There are a number of articles on this blog about psychometric tests. In this post we will explore the ‘why’ of tests. Often companies and candidates use and have to go through the ordeal of psychometric tests without really understanding why they have to do the tests and what the value is.
The question is thus: “Why do we do Personality Tests and why are they useful?” Before we can explore the why we first need to understand what it is that we are talking about. Personality testing dates back to almost the beginning of the field of psychology. The MBTI for example is based on the works of Carl Jung who was a student of Sigmund Freud who is largely credited with being the father of modern psychology.
Understanding why people who are seemingly the same on the outside, may live and react totally differently is a puzzle that has been posed for centuries.
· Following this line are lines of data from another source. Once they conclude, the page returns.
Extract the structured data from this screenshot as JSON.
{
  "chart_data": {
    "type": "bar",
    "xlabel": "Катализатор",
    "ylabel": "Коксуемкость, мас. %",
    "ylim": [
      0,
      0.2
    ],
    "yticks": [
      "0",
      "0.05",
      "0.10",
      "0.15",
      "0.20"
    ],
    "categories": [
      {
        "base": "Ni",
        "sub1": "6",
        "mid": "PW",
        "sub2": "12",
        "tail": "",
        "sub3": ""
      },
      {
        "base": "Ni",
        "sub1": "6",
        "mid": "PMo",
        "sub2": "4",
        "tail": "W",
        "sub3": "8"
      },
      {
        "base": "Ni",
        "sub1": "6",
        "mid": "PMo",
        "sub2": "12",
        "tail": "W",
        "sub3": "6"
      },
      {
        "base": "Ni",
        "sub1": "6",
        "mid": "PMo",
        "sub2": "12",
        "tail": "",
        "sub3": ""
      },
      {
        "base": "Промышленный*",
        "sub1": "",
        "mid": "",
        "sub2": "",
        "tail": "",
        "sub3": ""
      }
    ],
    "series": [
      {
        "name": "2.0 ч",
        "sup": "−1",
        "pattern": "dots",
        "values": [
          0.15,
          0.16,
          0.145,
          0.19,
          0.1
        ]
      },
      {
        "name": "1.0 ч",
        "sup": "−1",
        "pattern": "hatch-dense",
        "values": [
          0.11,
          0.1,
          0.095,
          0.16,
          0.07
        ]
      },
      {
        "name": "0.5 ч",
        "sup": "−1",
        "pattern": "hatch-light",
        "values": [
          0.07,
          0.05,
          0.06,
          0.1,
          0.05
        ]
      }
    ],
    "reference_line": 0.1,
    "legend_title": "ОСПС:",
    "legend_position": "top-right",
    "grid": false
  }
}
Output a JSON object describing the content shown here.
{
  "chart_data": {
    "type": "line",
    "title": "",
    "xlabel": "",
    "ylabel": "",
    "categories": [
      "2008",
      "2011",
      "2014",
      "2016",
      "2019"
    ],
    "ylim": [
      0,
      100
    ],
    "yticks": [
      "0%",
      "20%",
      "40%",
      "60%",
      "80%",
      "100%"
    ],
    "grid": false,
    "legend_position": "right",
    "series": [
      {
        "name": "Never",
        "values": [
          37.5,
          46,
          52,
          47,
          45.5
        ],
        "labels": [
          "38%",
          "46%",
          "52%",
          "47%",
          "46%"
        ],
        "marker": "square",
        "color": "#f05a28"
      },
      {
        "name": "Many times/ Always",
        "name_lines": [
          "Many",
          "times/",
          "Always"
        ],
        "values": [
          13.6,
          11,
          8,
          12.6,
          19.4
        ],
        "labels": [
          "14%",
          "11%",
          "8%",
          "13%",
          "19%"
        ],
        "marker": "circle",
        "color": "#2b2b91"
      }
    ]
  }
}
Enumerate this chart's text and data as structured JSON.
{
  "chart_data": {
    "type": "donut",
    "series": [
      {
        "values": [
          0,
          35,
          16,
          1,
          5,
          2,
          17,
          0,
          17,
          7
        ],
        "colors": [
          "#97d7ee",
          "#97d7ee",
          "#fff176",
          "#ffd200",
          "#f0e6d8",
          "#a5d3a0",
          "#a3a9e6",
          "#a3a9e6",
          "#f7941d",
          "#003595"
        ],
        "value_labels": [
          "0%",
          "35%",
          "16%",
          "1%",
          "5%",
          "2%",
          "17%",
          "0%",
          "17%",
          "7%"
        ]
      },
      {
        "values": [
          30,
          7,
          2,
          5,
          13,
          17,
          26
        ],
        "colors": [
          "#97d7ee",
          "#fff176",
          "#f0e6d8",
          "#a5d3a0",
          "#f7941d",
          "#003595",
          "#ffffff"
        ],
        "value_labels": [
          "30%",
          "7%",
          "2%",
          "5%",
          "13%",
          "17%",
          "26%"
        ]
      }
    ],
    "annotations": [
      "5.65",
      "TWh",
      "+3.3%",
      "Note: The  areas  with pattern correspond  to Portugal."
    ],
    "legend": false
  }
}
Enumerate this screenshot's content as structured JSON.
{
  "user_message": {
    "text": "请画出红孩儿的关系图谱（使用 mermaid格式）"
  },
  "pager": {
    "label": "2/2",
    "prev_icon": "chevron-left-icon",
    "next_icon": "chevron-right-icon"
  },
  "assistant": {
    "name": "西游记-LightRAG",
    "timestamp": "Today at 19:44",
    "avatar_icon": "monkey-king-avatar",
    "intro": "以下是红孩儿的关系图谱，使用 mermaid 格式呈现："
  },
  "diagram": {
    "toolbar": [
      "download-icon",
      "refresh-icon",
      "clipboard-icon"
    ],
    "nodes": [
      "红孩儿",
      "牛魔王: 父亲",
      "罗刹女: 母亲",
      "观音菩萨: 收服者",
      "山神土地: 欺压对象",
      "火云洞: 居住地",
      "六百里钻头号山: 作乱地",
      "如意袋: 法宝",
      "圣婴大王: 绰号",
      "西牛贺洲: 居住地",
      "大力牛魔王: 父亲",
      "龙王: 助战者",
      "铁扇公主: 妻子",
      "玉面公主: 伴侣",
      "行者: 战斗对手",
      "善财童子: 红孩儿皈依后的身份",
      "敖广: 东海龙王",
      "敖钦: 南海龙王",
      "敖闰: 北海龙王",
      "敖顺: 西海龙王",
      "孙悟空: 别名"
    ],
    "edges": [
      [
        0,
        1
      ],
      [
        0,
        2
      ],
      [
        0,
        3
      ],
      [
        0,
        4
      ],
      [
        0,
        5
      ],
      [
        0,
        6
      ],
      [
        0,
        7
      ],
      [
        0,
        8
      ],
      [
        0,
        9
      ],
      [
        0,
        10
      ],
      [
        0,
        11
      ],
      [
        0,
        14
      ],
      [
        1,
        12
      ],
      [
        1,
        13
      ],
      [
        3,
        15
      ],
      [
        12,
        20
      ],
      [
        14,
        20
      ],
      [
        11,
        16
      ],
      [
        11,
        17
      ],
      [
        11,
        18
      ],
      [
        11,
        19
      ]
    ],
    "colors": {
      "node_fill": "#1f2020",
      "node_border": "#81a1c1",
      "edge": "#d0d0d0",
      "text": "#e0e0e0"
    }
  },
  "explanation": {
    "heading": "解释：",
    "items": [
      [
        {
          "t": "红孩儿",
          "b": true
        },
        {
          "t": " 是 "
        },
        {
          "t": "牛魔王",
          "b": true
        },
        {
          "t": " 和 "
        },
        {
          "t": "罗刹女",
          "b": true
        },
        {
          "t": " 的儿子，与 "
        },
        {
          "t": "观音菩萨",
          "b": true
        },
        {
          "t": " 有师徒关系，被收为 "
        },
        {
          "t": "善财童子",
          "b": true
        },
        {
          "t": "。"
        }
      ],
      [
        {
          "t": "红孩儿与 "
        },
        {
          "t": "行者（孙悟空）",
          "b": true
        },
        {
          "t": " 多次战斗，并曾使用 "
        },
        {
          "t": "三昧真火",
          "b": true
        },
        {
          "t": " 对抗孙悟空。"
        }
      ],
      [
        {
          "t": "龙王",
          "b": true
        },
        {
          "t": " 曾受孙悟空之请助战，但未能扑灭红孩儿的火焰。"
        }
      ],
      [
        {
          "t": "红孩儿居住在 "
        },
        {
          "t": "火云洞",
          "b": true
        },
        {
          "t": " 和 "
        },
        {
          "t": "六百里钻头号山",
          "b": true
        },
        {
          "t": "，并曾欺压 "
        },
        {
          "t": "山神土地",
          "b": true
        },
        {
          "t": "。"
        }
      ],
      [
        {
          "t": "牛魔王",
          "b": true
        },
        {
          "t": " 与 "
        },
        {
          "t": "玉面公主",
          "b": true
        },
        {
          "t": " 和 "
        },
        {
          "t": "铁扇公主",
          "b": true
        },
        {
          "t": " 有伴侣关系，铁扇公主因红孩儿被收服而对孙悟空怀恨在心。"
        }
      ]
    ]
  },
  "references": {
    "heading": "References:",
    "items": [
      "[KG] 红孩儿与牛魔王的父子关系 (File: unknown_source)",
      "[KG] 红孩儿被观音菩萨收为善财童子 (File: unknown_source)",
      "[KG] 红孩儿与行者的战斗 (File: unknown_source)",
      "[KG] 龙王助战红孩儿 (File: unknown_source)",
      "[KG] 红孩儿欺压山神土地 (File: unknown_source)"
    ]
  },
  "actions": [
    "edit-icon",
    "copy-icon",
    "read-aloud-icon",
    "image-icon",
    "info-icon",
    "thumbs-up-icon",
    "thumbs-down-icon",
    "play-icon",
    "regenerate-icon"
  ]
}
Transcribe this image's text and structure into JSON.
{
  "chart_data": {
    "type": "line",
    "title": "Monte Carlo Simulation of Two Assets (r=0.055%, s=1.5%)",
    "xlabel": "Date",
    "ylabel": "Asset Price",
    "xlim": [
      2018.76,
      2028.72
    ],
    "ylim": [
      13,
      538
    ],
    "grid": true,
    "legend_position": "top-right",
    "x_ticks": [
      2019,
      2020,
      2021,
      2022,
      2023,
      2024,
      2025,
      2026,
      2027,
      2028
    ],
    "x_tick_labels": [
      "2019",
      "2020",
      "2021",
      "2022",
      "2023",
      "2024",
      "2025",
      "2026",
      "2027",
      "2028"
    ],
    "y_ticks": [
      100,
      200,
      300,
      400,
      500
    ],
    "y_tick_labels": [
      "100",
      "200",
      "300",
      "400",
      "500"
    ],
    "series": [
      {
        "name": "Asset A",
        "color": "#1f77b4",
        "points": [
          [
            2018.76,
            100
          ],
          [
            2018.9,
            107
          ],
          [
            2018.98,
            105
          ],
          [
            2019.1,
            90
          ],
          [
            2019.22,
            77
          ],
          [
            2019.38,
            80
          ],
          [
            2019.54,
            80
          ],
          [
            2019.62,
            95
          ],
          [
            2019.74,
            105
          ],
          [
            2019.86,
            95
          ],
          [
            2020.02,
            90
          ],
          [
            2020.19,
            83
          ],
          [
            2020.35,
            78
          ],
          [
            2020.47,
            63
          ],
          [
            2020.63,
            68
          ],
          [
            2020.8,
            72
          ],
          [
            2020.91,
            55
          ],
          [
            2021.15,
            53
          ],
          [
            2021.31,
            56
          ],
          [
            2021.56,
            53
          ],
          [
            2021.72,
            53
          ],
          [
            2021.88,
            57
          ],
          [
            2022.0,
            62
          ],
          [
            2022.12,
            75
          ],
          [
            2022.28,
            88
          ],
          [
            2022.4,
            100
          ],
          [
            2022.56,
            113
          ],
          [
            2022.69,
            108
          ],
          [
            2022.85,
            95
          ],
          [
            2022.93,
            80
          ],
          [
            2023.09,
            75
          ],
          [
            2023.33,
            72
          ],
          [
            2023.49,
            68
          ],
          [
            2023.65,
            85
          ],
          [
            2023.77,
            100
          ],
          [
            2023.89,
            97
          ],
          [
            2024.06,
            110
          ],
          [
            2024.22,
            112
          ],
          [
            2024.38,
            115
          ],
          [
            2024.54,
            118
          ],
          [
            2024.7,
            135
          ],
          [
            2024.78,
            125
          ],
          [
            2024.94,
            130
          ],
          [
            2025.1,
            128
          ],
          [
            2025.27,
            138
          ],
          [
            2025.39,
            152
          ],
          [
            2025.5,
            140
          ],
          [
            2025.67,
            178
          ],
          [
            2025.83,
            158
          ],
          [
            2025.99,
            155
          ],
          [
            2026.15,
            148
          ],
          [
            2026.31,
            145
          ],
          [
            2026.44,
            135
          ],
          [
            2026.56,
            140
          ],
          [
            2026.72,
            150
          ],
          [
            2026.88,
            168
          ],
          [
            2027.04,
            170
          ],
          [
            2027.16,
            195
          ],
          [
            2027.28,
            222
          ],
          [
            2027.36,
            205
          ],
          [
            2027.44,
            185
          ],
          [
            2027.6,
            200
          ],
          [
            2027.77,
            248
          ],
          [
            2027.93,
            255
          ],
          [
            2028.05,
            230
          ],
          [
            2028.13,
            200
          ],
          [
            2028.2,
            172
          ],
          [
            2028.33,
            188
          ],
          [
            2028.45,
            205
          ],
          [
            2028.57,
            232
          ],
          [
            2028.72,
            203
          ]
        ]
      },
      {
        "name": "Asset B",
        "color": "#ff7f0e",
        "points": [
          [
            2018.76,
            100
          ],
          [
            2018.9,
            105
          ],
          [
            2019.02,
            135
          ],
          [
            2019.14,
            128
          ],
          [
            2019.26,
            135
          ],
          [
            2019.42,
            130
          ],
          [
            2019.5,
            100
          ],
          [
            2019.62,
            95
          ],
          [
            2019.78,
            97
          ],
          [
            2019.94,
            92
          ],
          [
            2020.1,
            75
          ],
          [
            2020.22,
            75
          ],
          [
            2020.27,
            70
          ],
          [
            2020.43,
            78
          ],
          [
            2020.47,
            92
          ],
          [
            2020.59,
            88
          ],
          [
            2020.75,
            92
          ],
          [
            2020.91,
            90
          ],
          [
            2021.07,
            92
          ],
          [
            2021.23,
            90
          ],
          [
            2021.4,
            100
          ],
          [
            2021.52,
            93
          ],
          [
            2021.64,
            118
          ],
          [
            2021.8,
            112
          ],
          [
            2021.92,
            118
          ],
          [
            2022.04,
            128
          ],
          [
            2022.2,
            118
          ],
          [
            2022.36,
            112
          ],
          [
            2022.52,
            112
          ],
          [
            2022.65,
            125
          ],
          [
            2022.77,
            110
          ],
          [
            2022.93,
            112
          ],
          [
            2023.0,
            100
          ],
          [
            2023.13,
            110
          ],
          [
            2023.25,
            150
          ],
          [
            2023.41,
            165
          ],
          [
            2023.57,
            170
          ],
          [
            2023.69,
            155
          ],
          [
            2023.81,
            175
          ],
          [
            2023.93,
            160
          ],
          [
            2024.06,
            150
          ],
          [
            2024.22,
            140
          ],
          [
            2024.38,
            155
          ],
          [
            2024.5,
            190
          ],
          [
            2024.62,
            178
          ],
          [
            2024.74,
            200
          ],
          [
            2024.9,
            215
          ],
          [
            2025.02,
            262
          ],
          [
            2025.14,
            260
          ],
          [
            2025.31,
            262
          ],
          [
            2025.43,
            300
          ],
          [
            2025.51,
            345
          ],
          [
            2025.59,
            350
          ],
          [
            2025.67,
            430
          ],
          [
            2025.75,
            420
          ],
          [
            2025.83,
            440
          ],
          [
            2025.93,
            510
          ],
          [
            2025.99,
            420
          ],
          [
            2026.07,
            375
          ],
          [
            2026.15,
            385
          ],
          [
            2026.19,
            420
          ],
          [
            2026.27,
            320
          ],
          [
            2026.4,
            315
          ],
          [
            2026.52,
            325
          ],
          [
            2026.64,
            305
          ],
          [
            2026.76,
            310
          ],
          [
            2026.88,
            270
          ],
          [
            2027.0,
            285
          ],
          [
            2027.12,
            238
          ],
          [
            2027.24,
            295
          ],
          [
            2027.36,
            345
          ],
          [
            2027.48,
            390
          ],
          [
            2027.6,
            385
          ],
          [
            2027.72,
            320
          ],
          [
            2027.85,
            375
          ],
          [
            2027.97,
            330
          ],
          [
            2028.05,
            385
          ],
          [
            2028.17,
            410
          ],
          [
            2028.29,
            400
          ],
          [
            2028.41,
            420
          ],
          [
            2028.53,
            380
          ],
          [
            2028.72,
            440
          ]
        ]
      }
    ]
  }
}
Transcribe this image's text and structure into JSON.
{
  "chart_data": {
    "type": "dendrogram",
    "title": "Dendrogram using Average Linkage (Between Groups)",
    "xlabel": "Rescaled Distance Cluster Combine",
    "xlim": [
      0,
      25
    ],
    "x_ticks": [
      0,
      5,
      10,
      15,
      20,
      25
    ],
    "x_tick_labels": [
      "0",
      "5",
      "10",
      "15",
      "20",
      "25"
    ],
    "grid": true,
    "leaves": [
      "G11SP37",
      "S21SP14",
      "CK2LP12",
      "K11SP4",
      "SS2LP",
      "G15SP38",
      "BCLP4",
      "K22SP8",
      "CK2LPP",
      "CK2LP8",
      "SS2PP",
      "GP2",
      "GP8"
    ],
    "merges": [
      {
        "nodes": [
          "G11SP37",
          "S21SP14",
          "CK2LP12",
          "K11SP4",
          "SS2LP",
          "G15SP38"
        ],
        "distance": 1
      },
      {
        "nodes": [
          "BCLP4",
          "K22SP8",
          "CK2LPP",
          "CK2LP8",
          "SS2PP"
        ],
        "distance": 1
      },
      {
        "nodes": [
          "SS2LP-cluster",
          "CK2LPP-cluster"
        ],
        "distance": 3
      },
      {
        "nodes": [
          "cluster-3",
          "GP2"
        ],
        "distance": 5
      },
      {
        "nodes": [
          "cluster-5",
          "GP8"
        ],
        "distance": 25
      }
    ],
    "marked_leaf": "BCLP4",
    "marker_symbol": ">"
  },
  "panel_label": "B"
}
With the advent of modern psychology the theorists and practitioners have managed to posit a variety of frameworks of personality that have been tested and factor-analysed to establish the credibility of the models.
The most widely known and accepted model of personality is the 5 factor model. The Big Five as it is known colloquially is a model that suggests that all personality types can be mapped out on a scale over five bipolar factors present in every individual. The five factors are openness, conscientiousness, extraversion, agreeableness, and neuroticism. Some summarize this as OCEAN. What the research says in short is that everyone will be somewhere on the scale of openness. For example, someone may be open to new experiences, seeking different experiences every day. They may not go to the same restaurant twice, and when they have to, they order different things on the menu every time. Opposed to that, someone may be very low on openness. This kind of person may have a regular schedule, they may go to the same restaurant every month, sit in the same seat and order the same meal.
So what does this have to do with testing and more particularly for testing in a job context?
The use of psychometric tests have traditionally been received with quite a hostile reception. Guion & Gottier, (1965) for example came to a very pessimistic conclusion that personality tests are not valid in the prediction of job performance. This conclusion stood unchallenged for many decades, but thankfully in recent years a lot of research have gone into the use and usefulness of personality tests.
Various studies have found support for the use of personality tests as predictors of future job performance. A meta-analytic study by Barrick, Mount and Judge (2001) support previous findings that conscientiousness is a valid predictor across performance measures in all occupations studied. Emotional stability was also found to be a generalizable predictor when overall work performance was the criterion, but its relationship to specific performance criteria and occupations was less consistent than was conscientiousness. Other personality traits (e.g. extraversion, openness and agreeableness) did not predict overall work performance, they did predict success in specific occupations or relate to specific criteria. Therefore it is important to measure a broad range of personality traits as part of selection, development or promotion activities. As some personality traits may predict some success in specific occupations which may differ from other occupations.
In South Africa, Rothmann & Coetzer (2003) found that Emotional Stability, Extraversion, Openness to Experience and Conscientiousness were related to task performance and creativity. Three personality dimensions, namely Emotional Stability, Openness to Experience and Agreeableness, explained 28% of the variance in participants’ management performance. In other words almost a third of the performance differences in performance can be attributed to having or not having certain personality traits.
Based on the above two studies, we can conclude that the use of personality tests are not only valid for use, but may be essential to use in selection and development of new and existing staff.